Você estuda Letras na Universidade Estadual de Santa Cruz. De que maneira você percebe que a instituição trata a literatura grapiúna?
Vergonhosamente. Nossos professores, sobretudo os de fora, desconhecem a instituição que é a Literatura Grapiúna. E sendo assim, como não são exigidos nesse aspecto, os alunos deixam o curso com um déficit de conhecimento muito grande sobre a matéria. O ideal seria que tivéssemos ao menos um grande seminário ou um colóquio anual sobre o tema.
Você trabalhou na Fundação Cultural de Ilhéus como Diretor de Projetos. De que forma foi possível sua contribuição à cultura da região como atuante nessa função?
Não foi um período fácil. A falta de recursos prejudica a instituição. E a ausência de uma política sensível à causa artística também. Não dá nem pra fazer um calendário cultural para o município, pois não se sabe se os recursos chegam e os que chegam, quando chegam. É uma lástima! Pra piorar, o município não possui uma situação fiscal confortável, que possibilite o desenvolvimento de projetos e a captação de recursos para os mesmos. Dirigir a Fundação Cultural de Ilhéus não é fácil. Tem que ter muito, mas muito jogo de cintura mesmo. Tal conjuntura impossibilita vôos mais altos, mas consegui desenvolver ações ligadas à literatura, à música, ao teatro. Não vou aqui nomear os projetos aos quais estive à frente. Importa mais a certeza que procurei dar a minha contribuição, sobretudo aos grupos e vozes marginalizadas pelo poder público, como só assim poderia ser. Aprendi muito com o Maurício e com o Pawlo Cidade, eles nada têm a ver com esse rol de estupidez que campeia o poder público da cidade. Lamento por eles e pelos artistas que os administradores municipais (falo aqui dos políticos exercendo cargo público) ignorem o fato de que os artistas são os grandes heróis, os grandes baluartes de Ilhéus, ou seja, aqueles que fazem a fama do local e com isso geram divisas imensuráveis para o município.

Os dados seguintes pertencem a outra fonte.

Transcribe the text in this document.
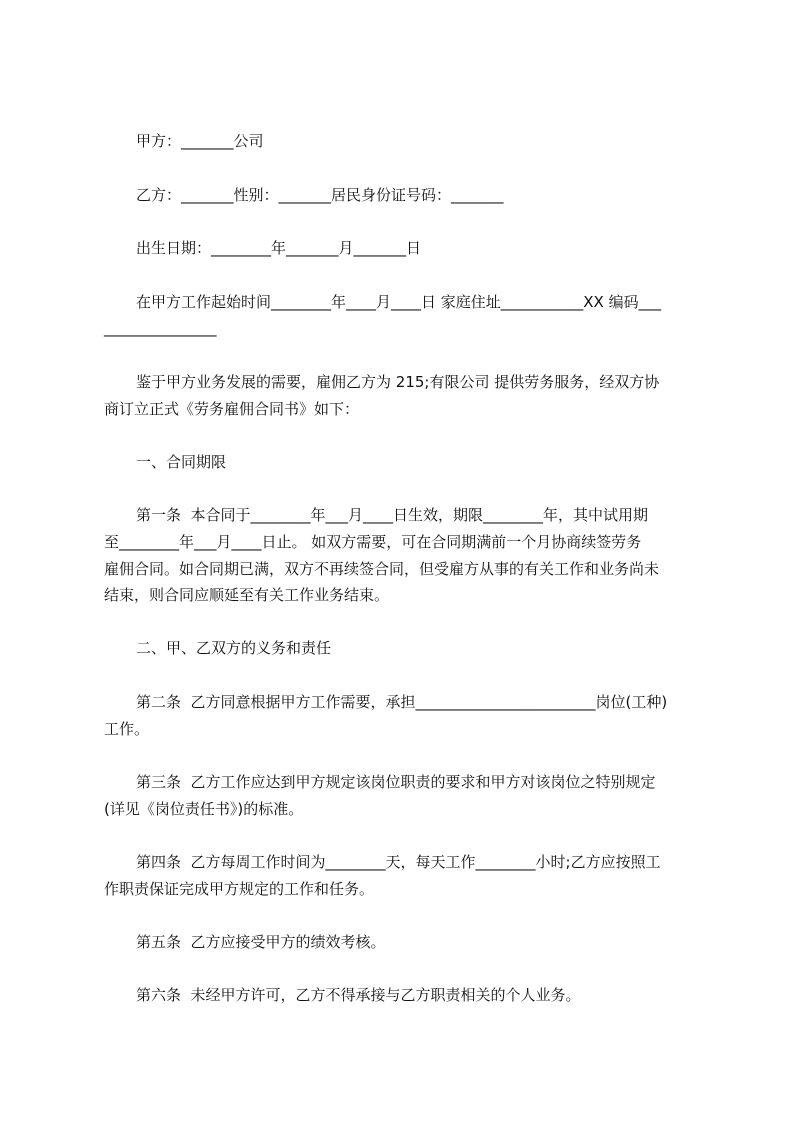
甲方：_______公司

乙方：_______性别：_______居民身份证号码：_______

出生日期：________年_______月_______日

在甲方工作起始时间________年____月____日 家庭住址___________XX 编码___

_______________

鉴于甲方业务发展的需要，雇佣乙方为 215;有限公司 提供劳务服务，经双方协

商订立正式《劳务雇佣合同书》如下：

一、合同期限

第一条  本合同于________年___月____日生效，期限________年，其中试用期

至________年___月____日止。 如双方需要，可在合同期满前一个月协商续签劳务

雇佣合同。如合同期已满，双方不再续签合同，但受雇方从事的有关工作和业务尚未

结束，则合同应顺延至有关工作业务结束。

二、甲、乙双方的义务和责任

第二条  乙方同意根据甲方工作需要，承担________________________岗位(工种)

工作。

第三条  乙方工作应达到甲方规定该岗位职责的要求和甲方对该岗位之特别规定

(详见《岗位责任书》)的标准。

第四条  乙方每周工作时间为________天，每天工作________小时;乙方应按照工

作职责保证完成甲方规定的工作和任务。

第五条  乙方应接受甲方的绩效考核。

第六条  未经甲方许可，乙方不得承接与乙方职责相关的个人业务。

Por que você se recusa a ser membro da Academia de Letras de Ilhéus?
Algumas pessoas que reputo como “reserva moral” da Academia já me convidaram a concorrer a uma vaga naquela casa, assegurando-me todo apoio, mas acho que não tenho o perfil de um acadêmico. Ademais, a Academia de Letras de Ilhéus é um lugar inóspito e frio para com o escritor. Que tipo de membros forma hoje o corpo daquela casa? Um mestre de cerimônia que sonha ser seu presidente, alguns advogados, professores e uma messe de gente que em nada contribui com nossas letras, mas que, certamente por motivos fúteis, se digladiam por uma cadeira naquela casa. Gente que seguramente ignora o fato de uma academia de letras ter por fim a cultura da língua nacional, sendo necessário para ser membro de uma delas ter contribuído com “obras de reconhecido mérito ou livros de valor literário”, pois criadas à semelhança da Academia francesa, são esses os seus principais valores.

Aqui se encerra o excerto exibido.